Students in Montgomery County have tended to agree that teacher evaluations by high school students are a plausible way to gauge a teacher’s performance and should be in place, but for different reasons.

Student opinion can offer a lot of input in many different ways, but evaluations by students do not necessarily have to be mandatory. Erin Choi, a sophomore at Poolesville High School, believes that teacher evaluations “should be a voluntary thing where if a student feels the desire or necessity to write it, then they should be given the opportunity. Those that want to [offer their opinion] will probably provide the most accurate and genuine evaluations of a teacher because they feel the need to voice something about that teacher, positive or negative. That, in turn, can help the school assess the teacher in a way that can’t be done by anyone else but students.”

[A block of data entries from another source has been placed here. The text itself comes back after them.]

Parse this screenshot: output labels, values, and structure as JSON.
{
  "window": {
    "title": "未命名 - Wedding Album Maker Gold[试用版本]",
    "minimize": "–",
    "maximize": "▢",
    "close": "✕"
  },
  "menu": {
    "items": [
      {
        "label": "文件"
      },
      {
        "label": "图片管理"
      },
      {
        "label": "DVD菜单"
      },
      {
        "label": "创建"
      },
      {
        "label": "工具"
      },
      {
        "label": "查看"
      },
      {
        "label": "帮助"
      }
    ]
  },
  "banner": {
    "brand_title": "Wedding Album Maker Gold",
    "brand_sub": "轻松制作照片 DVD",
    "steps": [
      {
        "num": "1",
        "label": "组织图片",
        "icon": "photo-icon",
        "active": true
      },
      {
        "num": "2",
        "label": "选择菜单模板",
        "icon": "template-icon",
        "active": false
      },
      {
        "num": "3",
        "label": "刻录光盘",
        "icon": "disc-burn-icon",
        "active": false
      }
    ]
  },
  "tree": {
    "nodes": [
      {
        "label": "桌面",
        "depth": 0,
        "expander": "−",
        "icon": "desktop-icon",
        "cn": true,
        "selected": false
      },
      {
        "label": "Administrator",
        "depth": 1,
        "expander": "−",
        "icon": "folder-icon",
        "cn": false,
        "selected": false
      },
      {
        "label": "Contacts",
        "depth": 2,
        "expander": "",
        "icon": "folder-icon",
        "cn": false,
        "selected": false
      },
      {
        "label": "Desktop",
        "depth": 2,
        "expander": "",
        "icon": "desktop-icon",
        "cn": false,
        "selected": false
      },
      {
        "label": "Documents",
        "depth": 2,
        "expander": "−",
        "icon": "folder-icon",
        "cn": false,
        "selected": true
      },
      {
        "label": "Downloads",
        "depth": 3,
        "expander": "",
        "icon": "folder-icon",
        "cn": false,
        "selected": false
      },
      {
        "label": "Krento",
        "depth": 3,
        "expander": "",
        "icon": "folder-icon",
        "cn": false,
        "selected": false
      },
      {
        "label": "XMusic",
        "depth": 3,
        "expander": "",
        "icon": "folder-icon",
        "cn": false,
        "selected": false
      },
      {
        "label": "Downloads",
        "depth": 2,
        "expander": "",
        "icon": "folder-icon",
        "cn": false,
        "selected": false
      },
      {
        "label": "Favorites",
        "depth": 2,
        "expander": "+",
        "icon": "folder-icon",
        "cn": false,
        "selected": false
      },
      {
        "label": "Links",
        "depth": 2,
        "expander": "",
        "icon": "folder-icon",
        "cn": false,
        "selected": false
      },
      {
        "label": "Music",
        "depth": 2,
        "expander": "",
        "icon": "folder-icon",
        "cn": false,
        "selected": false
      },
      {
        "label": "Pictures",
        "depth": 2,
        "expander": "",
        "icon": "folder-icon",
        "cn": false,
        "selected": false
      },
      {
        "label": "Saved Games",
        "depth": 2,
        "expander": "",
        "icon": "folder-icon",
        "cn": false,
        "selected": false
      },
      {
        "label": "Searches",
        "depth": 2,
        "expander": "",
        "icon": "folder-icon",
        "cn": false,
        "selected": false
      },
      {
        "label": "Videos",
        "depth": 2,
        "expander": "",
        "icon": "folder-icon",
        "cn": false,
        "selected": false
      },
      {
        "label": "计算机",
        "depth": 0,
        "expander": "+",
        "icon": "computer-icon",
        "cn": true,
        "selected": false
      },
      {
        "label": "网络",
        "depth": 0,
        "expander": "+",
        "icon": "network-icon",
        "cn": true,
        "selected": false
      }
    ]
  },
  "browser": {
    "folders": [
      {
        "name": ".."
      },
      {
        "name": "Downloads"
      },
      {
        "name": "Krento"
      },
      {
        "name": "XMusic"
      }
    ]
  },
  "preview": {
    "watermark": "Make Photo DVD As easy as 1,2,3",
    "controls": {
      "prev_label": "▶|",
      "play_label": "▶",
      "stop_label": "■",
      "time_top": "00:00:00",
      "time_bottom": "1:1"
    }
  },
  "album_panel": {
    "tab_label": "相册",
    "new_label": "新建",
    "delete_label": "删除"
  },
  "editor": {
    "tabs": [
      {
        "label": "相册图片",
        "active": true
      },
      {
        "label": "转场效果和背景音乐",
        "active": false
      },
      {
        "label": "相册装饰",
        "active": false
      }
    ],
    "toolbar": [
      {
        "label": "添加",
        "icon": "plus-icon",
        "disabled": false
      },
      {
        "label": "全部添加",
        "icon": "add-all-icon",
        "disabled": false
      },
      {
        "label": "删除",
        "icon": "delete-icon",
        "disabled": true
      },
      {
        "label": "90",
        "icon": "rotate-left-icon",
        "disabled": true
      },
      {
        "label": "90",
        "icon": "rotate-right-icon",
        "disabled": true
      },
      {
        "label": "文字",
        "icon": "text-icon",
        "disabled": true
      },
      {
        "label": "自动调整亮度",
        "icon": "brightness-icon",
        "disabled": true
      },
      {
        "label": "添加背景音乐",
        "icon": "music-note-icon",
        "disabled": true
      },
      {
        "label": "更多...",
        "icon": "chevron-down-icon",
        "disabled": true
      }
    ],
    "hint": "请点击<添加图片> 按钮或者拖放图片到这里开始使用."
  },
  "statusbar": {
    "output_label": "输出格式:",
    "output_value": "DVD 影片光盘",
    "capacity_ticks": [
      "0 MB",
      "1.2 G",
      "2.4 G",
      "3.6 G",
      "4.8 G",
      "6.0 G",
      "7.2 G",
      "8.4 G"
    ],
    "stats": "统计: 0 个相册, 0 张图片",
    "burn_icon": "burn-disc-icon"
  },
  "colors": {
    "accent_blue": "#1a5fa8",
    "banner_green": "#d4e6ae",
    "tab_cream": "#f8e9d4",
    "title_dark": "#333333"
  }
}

However, sophomore Sanna Madan believes that teacher evaluations are “highly crucial” and should be mandatory. “Students interact most with their teachers, and they are the receivers of their teacher’s ‘product’… [When evaluating teachers], students will be the most honest and most certain about what they have to say. And it won’t just be one student— it will be multiple, so bias is likely to be eliminated.”

Similarly, another student remarks that “there should be teacher evaluations because sometimes teachers aren’t always adapting to other kids’ needs and they won’t be able to know that unless they ask their students.” Teacher evaluations can help teachers become more familiar with student needs, and can give students an opportunity to voice their concerns and ideas. With evaluations, “teachers can improve their teaching skills because if they don’t know what their students need, then they won’t be able to deliver it to them,” Madan said.

Regardless of the reason, MCPS students seemed to agree that teacher evaluations by high school students should be in place to better our learning environment as a whole. And as said by the CRLT, “we will not be able to recognize and reward teaching adequately until we craft a better system for evaluating it.”